Warranties are common in commercial agreements, especially where businesses are sold. They can create delay, cost and friction in such situations, so a creative, clear and proportionate approach is advisable.
Contract warranties – what, why, when?
In essence, a warranty is a promise given by one party to another that a given statement or set of facts is true. For example, in a business sale contract, the buyer may only have received somewhat historical accounts and may require a warranty that the accounts position has not materially changed or that information provided is correct. Forward looking warranties are particularly problematic.
This is why it can often be better to seek another solution as an alternative to a warranty. Possible solutions can be deferred payment until certain facts or promises are proved to be accurate or for better disclosure to be made or enquiries made so as to avoid lengthy warranties in a commercial agreement which may prove difficult and expensive to enforce even if they are breached.
Express and Implies Warranties
There are two basic types of warranties; express and implied.
An express warranty, as the name suggests, is a promise expressly made by the seller to a contract. They are usually in writing and specifically incorporated into sale contracts. Express warranties can also be made orally for instance showing a customer a sample of a laptop would be an express warranty as you are assuring the customer that the laptop being sold is of the same description and quality as the sample.
An implied warranty on the other hand arises from the understanding of the buyer and the nature of the transaction itself. Nothing needs to be specially mentioned in writing or orally for an implied warranty to arise; for example if the seller knew the purpose for which the buying was purchasing an item, the buyer would assume that the item would be fit for that specific purpose.
Breach of Warranty
A warranty is breached when a statement or set of facts is untrue. Under such circumstances the only remedy available to the innocent party is monetary damages.

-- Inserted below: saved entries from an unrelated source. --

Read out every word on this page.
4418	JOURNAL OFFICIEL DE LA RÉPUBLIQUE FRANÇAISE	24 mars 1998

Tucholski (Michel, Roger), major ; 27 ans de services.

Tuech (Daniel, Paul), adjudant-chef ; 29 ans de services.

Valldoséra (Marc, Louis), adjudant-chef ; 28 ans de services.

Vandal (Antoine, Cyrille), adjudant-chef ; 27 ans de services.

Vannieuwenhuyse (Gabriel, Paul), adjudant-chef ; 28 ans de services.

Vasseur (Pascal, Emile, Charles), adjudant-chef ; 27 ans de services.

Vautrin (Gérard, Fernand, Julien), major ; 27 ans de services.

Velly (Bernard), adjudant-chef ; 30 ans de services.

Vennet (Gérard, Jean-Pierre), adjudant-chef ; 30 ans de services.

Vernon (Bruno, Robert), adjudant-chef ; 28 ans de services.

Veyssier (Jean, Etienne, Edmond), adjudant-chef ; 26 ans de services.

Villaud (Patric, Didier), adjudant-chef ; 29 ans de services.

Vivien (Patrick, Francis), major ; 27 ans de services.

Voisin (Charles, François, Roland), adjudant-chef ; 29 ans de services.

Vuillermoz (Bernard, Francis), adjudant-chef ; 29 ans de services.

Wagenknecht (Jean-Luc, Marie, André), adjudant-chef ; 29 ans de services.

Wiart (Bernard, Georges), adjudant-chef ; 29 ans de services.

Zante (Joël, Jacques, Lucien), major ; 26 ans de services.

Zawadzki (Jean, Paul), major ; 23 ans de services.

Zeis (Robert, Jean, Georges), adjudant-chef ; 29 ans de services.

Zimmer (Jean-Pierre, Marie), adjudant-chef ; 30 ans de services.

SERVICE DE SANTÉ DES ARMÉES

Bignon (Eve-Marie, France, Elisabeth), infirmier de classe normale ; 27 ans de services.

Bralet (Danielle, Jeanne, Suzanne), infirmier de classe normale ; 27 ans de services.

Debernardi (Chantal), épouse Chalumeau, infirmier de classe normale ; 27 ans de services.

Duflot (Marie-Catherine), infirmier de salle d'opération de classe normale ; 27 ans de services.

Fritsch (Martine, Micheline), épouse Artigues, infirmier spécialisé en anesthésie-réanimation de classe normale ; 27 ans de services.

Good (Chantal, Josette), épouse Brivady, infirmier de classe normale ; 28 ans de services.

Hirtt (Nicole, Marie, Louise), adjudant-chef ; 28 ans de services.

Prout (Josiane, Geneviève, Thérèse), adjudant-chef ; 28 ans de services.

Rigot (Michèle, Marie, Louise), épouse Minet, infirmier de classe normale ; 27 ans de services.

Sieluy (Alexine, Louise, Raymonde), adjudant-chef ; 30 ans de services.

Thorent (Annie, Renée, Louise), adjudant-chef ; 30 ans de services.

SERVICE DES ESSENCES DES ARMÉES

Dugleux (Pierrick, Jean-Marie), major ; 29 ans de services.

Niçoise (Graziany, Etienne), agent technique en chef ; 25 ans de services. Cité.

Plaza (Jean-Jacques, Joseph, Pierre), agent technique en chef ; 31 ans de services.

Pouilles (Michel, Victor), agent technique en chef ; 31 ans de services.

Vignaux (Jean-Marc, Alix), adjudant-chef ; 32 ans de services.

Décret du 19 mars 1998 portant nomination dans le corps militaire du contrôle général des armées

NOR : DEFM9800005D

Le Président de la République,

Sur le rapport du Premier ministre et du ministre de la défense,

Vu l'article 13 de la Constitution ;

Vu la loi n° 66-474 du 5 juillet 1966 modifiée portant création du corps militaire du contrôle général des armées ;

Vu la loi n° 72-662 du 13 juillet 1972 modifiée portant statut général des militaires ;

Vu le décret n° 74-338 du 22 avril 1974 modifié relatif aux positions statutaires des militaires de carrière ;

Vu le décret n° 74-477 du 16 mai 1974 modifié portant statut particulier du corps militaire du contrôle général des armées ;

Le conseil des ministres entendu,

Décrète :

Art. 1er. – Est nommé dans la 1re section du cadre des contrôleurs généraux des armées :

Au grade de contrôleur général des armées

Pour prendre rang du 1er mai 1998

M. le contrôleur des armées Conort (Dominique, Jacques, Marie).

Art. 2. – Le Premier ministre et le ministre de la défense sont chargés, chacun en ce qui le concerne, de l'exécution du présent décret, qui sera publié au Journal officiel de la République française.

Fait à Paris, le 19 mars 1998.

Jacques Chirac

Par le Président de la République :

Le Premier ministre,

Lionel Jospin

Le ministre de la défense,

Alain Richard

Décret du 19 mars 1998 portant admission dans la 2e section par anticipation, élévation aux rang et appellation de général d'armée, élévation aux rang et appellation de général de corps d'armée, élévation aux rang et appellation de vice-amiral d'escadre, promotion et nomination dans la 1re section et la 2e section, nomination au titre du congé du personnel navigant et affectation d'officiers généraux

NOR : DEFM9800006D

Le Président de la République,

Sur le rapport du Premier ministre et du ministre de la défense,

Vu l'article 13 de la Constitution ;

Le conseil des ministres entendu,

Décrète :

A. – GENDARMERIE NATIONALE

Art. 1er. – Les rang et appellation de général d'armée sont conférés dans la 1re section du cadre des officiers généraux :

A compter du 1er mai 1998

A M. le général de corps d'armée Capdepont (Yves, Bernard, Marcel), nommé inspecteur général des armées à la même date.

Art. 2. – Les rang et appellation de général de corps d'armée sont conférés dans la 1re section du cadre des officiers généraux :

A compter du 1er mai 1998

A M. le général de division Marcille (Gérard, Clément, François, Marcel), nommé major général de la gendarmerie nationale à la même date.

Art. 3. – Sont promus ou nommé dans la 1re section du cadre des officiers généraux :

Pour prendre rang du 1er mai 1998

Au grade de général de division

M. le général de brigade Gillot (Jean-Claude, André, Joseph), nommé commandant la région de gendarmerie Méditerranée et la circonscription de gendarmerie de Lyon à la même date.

Claiming damages is the most commonly used remedy for breach of contract. As a warranty is a term of the contract, normal breach of contract considerations apply. Therefore a breach of a warranty will only give rise to damages if the buyer can show that:
- there was a breach which resulted in a loss; and
- they mitigated their loss or that the loss was not too remote i.e unforeseen by the parties . In the case of Hadley v Baxendale the principle was established that a loss will not be too remote if is it is direct loss ie the loss flows naturally from the breach or with indirect or consequential loss where the loss could have been reasonably contemplated as a result of the breach.